6. If still rejected: lawsuit at the Social Court. Against the objection notice you again have one month for a lawsuit. The proceedings are free of cost for you — no court fees, no obligation to be represented. In urgent cases an urgent application (Eilantrag) is possible.
Common Mistakes to Avoid
- Applying for one-off expenses as ongoing additional needs. A new pair of glasses is one-off — that falls under § 24 SGB II, not under § 21 Abs. 6. Check beforehand whether the need really recurs monthly.
- Arguing without evidence. Whoever says "I need 40 EUR more for hygiene" and produces no proof gets rejected. Three months of receipts is the minimum.
- Letting the medical certificate be too vague.
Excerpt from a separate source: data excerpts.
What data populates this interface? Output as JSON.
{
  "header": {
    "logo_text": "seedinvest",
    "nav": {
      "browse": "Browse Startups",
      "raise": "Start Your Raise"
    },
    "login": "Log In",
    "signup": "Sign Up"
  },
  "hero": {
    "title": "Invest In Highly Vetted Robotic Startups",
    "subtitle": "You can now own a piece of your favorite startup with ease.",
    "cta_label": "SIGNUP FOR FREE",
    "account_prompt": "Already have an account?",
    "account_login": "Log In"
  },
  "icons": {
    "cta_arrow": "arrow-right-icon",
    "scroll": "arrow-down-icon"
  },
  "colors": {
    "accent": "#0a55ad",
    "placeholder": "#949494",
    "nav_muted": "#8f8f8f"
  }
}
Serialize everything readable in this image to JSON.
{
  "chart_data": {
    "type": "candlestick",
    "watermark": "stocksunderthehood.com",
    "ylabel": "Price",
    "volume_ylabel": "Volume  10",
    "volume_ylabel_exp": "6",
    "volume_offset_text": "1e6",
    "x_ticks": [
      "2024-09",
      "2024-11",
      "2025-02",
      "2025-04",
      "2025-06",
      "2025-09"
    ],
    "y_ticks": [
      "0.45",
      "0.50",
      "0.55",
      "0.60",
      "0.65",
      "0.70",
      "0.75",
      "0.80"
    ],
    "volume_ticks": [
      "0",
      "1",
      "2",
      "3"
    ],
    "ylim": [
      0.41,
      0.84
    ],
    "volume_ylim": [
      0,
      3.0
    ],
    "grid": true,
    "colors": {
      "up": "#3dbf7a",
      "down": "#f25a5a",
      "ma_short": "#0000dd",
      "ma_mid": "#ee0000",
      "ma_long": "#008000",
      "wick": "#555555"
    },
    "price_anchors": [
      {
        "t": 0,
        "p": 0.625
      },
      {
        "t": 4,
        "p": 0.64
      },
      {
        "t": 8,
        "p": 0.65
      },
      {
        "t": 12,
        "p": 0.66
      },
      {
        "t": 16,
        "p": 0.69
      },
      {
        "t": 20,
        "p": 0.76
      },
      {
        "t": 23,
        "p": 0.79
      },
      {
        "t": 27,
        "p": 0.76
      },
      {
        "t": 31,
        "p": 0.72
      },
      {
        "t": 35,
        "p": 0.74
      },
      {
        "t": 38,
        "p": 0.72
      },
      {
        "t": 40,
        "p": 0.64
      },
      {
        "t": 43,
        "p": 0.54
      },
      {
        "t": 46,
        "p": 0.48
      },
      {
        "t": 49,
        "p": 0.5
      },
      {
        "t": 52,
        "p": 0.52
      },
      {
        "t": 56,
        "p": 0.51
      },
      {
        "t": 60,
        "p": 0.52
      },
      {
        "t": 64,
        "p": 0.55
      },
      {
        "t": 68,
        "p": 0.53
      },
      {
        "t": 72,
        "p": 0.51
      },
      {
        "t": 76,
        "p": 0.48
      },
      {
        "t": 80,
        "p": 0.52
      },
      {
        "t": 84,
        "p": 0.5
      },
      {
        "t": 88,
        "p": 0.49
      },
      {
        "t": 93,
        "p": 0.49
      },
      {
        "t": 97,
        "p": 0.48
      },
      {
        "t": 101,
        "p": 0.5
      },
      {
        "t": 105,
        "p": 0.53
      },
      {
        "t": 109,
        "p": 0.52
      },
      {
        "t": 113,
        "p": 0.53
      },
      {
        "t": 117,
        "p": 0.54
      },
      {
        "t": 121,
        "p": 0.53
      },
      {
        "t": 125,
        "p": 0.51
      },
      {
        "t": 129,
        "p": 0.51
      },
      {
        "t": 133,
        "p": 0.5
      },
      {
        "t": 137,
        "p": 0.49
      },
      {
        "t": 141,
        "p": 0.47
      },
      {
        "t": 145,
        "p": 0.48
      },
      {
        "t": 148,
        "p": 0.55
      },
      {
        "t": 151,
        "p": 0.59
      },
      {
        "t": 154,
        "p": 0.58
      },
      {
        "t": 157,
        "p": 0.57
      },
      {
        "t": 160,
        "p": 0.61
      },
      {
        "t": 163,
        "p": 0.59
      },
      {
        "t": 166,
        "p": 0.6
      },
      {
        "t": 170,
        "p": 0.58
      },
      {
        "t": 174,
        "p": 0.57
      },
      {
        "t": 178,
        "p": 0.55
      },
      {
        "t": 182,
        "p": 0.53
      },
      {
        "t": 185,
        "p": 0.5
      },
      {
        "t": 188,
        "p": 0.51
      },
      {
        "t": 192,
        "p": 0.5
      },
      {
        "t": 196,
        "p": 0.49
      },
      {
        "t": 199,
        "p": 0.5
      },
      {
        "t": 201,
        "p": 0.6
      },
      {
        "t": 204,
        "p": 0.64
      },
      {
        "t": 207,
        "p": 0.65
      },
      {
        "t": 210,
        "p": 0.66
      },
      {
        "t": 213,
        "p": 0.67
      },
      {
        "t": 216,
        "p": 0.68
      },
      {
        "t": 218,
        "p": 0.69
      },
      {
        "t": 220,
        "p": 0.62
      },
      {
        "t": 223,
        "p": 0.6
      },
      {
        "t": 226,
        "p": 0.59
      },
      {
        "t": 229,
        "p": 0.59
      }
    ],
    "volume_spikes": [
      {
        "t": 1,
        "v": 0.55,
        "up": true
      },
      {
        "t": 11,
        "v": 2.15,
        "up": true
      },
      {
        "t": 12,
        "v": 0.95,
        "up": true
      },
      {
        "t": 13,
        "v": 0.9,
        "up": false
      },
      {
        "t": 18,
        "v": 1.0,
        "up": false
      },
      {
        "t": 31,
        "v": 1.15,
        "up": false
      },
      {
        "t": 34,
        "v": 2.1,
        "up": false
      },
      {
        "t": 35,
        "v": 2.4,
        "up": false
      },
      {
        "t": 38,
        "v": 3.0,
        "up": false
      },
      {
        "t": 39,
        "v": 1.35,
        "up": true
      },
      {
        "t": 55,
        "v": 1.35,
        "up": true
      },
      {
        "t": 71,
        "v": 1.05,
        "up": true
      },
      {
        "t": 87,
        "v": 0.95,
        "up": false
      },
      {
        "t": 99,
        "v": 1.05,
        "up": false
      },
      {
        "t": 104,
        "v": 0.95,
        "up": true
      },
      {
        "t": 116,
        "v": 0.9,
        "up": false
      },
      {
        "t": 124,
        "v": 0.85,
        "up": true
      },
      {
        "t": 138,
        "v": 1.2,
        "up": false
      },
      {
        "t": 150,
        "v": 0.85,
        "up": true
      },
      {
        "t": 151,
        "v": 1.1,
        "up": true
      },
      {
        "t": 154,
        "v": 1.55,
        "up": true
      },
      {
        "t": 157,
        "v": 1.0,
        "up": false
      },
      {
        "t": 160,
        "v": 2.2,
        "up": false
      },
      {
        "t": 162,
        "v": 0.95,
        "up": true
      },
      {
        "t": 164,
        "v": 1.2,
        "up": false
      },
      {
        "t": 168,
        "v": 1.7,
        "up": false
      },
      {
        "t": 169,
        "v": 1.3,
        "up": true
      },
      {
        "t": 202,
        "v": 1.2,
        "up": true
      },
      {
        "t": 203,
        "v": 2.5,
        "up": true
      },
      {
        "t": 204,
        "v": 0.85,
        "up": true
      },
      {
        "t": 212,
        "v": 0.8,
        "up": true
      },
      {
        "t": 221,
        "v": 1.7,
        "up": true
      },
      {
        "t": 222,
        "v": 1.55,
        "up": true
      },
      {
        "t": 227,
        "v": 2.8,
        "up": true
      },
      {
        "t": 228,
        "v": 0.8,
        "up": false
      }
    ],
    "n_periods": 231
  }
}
A certificate like "patient needs special care" is often not enough. It should concretely list: diagnosis, which products/services are necessary, why the standard supply does not suffice.
- Not ruling out other coverage. Check before applying: does your health insurance pay this? Does it fall under integration aid or the educational and participation package? If yes, § 21 Abs. 6 SGB II has no chance — then you must apply for the other benefit.
Frequently Asked Questions
What does "unavoidable" mean exactly?
Unavoidable means: the need is necessary and cannot be deferred. You cannot "simply" do without it without an important protected interest (health, family participation, school education) being affected. A trip to the cinema is not unavoidable. Moisturising cream for neurodermatitis is.
Do I have to apply again every month?
No. Once granted, the additional needs generally run as long as the requirements exist. The Jobcenter can however review periodically — usually once a year or in case of changes. Keep your evidence on hand.
How much can I concretely receive?
There are no fixed amounts. What matters is what you actually spend and prove. Typical amounts are between 20 EUR and 150 EUR per month, in special cases also higher. The Jobcenter examines each individual case.
Can I apply for § 21 Abs. 6 SGB II retroactively?
Only to a very limited extent. As a basic rule, the entitlement runs from the month of application. If you have had the need for longer but did not apply, retroactivity is difficult. An exception is the review application under § 44 SGB X (Überprüfungsantrag) — up to one year retroactively if the Jobcenter previously decided incorrectly.
What happens if the Jobcenter simply ignores my certificate?
That unfortunately happens often. Then a clear complaint belongs in the objection: "The certificate submitted on [date] was not considered. It proves that …" Additionally request file inspection under § 25 SGB X. If necessary, submit the certificate in the lawsuit at the Sozialgericht — there it must be considered.
Does § 21 Abs. 6 SGB II also apply to my children?
Yes. Unavoidable additional needs are also possible for minor children in the community of need (Bedarfsgemeinschaft) (all persons in one household whose income is jointly counted) — for example for chronic illnesses, therapy costs that the health insurance does not cover, or school costs beyond the BuT. The application is filed by the custodial parent.